Code for internship with Healthtrends. Hospitalization trend Analysis primarily with Prophet, ARIMA, and Poisson Regression till date (7/2/24).
Updates as of 7/25:
- A general point: the number one focus of any data analytics, ML, or AI-focused firm should be sourcing data, whether to train an LLM or a simple linear regression.
- There seem to be only a few ways to do this: one is to buy the data (which for one requires someone to have collected it all along and the ability to do so without fear of HIPPAA or other privacy laws), a solution that is generally untenable for burgeoning startups in this space.
- The other possibility is to use a proxy data source or type that can reasonably mock our target's trends -- this is the path I've been embarking upon, but the core assumption that we are mimicking the data's trends has been unproven of yet. We seek to demonstrate it now with the Nova Scotia dataset and public health datasets in the region, allowing us to potentially take the POC to VCs to get the seed funding to purchase data, or to begin operations directly with unions given a compelling accuracy level.
- The path forward seems with ARIMA, given Prophet and Negative Binomial's respective problems (the latter has some poorly-documented bugs), and XGBOOST's less promising R^2 for the time being.
General Findings:
- Prophet is prone to Overfitting (well-documented)
- At the cost of speed in running and finding optimal parameters for ARIMA (AIC test automates ACF and PACF plot -- see NYS model), it is far better in predictive accuracy. TBD how well it generalizes to timeframes larger than a week. EDIT: Generalizes well up to a month, after which it falls below 70% R^2. Considering longer-term adds further weight to ensemble model or additional features.
- ARIMA speed -- 35 minutes for one county. Across USA or even just NYS will exceed 12 hour runtime of Colab.
- For ARIMA, a lag of one is usually difference, so d=1 is usually a good rule of thumb for data that is not immediately stationary over time (as determined by adfuller)

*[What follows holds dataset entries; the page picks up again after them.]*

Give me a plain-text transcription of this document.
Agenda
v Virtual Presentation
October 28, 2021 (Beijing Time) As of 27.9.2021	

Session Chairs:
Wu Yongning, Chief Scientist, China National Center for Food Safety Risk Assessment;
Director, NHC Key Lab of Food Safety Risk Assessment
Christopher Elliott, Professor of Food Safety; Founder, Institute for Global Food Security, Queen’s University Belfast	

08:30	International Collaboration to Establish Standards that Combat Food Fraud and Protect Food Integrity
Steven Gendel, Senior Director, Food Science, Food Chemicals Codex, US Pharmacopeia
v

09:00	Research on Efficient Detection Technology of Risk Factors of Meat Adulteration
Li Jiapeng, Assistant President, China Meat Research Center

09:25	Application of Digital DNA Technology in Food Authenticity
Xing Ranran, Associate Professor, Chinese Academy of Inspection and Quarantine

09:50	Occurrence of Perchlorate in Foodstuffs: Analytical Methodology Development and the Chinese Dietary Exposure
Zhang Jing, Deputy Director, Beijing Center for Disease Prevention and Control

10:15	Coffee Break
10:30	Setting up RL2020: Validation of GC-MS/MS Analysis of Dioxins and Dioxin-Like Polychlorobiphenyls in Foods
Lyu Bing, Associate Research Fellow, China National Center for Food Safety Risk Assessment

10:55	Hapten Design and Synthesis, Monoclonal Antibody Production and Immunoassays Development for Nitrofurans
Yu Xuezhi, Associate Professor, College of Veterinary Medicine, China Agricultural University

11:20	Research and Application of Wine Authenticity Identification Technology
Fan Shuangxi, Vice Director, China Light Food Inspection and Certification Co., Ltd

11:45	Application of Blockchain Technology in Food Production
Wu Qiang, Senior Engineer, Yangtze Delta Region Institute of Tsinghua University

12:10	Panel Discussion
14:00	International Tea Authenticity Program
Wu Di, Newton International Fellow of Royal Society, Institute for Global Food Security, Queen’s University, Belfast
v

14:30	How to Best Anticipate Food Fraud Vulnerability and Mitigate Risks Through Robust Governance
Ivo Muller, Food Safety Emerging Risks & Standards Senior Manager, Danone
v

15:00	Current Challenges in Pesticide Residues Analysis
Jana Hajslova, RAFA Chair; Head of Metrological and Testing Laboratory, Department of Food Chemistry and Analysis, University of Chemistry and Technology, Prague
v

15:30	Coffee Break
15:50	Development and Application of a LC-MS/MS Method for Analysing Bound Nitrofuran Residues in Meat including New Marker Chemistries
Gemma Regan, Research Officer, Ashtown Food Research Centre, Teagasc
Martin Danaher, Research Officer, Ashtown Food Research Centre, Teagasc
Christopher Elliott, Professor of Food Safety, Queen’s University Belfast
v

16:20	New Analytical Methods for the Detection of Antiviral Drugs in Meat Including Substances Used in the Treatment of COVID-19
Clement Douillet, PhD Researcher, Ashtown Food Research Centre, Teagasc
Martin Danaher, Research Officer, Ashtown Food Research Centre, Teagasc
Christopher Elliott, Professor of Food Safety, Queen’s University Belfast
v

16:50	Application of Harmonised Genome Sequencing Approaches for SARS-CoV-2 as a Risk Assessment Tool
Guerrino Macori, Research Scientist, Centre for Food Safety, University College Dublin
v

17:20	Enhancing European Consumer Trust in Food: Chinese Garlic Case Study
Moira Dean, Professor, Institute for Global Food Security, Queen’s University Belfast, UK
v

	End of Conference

- Poisson Regression's requirement of mean = variance is quite unrealistic, making Negative Binomial regression a more interesting option.
- SIMLR is interesting (compartmental modelling from epidemiology), but the requirements for rate of flow between susceptible, infected, and removed can be difficult without appropriate domain knowledge. Even then, for something like COVID where the value has changed drastically, it is quite difficult to discern.
- Synthetic data through Gretel (probably using transformer models) is able to extend a small dataset for use in training ML models -- good as a POC.
- Deep Learning is of interest, although it very computationally intensive, and the rule of thumb in ML is "if a simple model works well,don't overcomplicate things."
Things to Look at/Next Steps:
- XGBoost, RNN for trend analysis. Predicting future tokens in classification scenario may replicate predicting future values.
- Accessing data with anonymized employees rather than as a time-series allows for promise in SIMLR, where one can probabilistically determine the likely state of an
- employee, and when transitions will occur between Sick, Infected, and Recovered.
- NYS contains a lot of interesting datasets -- after evaluating data quality, it is worthwhile to parse using domain knowledge and consider which of features will be best additions.
- Look into deployment with GCP.
- When using the model over the course of multiple-weeks, shoult the model query the most recent data, clean it up (whole pipeline, well-documented with hospitalization prediction by covid wastewater from CDC), and then retrain the model? It seems best practice for time-series models is to retrain, given how smaller lags are generally better predictors. However, given the involved runtime, is this feasible? Maybe create a CRON scheduled job to automate that process, so that during the remainder of the week, can just call the API endpoint and instantaneously return the alreayd-generated row.